Just as, we are told, climate change jump started it:
Burgers and fries have nearly killed our ancestral microbiome.
No wonder I keep running into people who are nearly 100 years of age.
(True, I spend a fair bit of time at a local retirement residence, but there was a time when you wouldn’t meet nearly as many people well over 90 anyway. – O’Leary for News )
A group of Italian microbiologists had compared the intestinal microbes of young villagers in Burkina Faso with those of children in Florence, Italy. The villagers, who subsisted on a diet of mostly millet and sorghum, harbored far more microbial diversity than the Florentines, who ate a variant of the refined, Western diet. Where the Florentine microbial community was adapted to protein, fats, and simple sugars, the Burkina Faso microbiome was oriented toward degrading the complex plant carbohydrates we call fiber.

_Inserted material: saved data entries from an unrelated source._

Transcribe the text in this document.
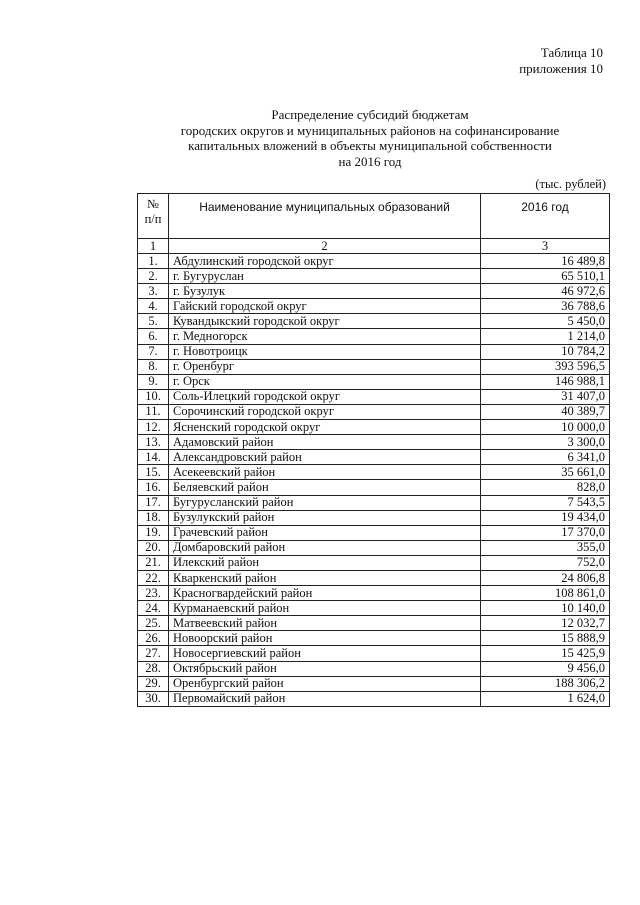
Таблица 10
приложения 10
Распределение субсидий бюджетам
городских округов и муниципальных районов на софинансирование
капитальных вложений в объекты муниципальной собственности
на 2016 год
(тыс. рублей)
№
п/п	Наименование муниципальных образований	2016 год
1	2	3
1.	Абдулинский городской округ	16 489,8
2.	г. Бугуруслан	65 510,1
3.	г. Бузулук	46 972,6
4.	Гайский городской округ	36 788,6
5.	Кувандыкский городской округ	5 450,0
6.	г. Медногорск	1 214,0
7.	г. Новотроицк	10 784,2
8.	г. Оренбург	393 596,5
9.	г. Орск	146 988,1
10.	Соль-Илецкий городской округ	31 407,0
11.	Сорочинский городской округ	40 389,7
12.	Ясненский городской округ	10 000,0
13.	Адамовский район	3 300,0
14.	Александровский район	6 341,0
15.	Асекеевский район	35 661,0
16.	Беляевский район	828,0
17.	Бугурусланский район	7 543,5
18.	Бузулукский район	19 434,0
19.	Грачевский район	17 370,0
20.	Домбаровский район	355,0
21.	Илекский район	752,0
22.	Кваркенский район	24 806,8
23.	Красногвардейский район	108 861,0
24.	Курманаевский район	10 140,0
25.	Матвеевский район	12 032,7
26.	Новоорский район	15 888,9
27.	Новосергиевский район	15 425,9
28.	Октябрьский район	9 456,0
29.	Оренбургский район	188 306,2
30.	Первомайский район	1 624,0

The concern is that these microbes will go extinct.
Many who study the microbiome suspect that we are experiencing an extinction spasm within that parallels the extinction crisis gripping the planet. Numerous factors are implicated in these disappearances. Antibiotics, available after World War II, can work like napalm, indiscriminately flattening our internal ecosystems. Modern sanitary amenities, which began in the late 19th century, may limit sharing of disease- and health-promoting microbes alike. Today’s houses in today’s cities seal us away from many of the soil, plant, and animal microbes that rained down on us during our evolution, possibly limiting an important source of novelty.
“If we wait to the point where we are beyond a shadow of a doubt, with double-blind studies translated to regulations, we’re going to be waiting decades,” Sonnenburg told me. “But right now, all the arrows are pointing in the same direction, toward fiber.” More.
I just wish I know how to relate these doubtless valid concerns to the clear advantage of being, say, a fast food-chomping Canadian rather than a virtuous resident of Burkina Faso, when it comes to longevity:
Male 57.6 Female 59.4
Male: 79.8 Female: 84.0
There’s got to be a good explanation, but I am not sure if I will understand it.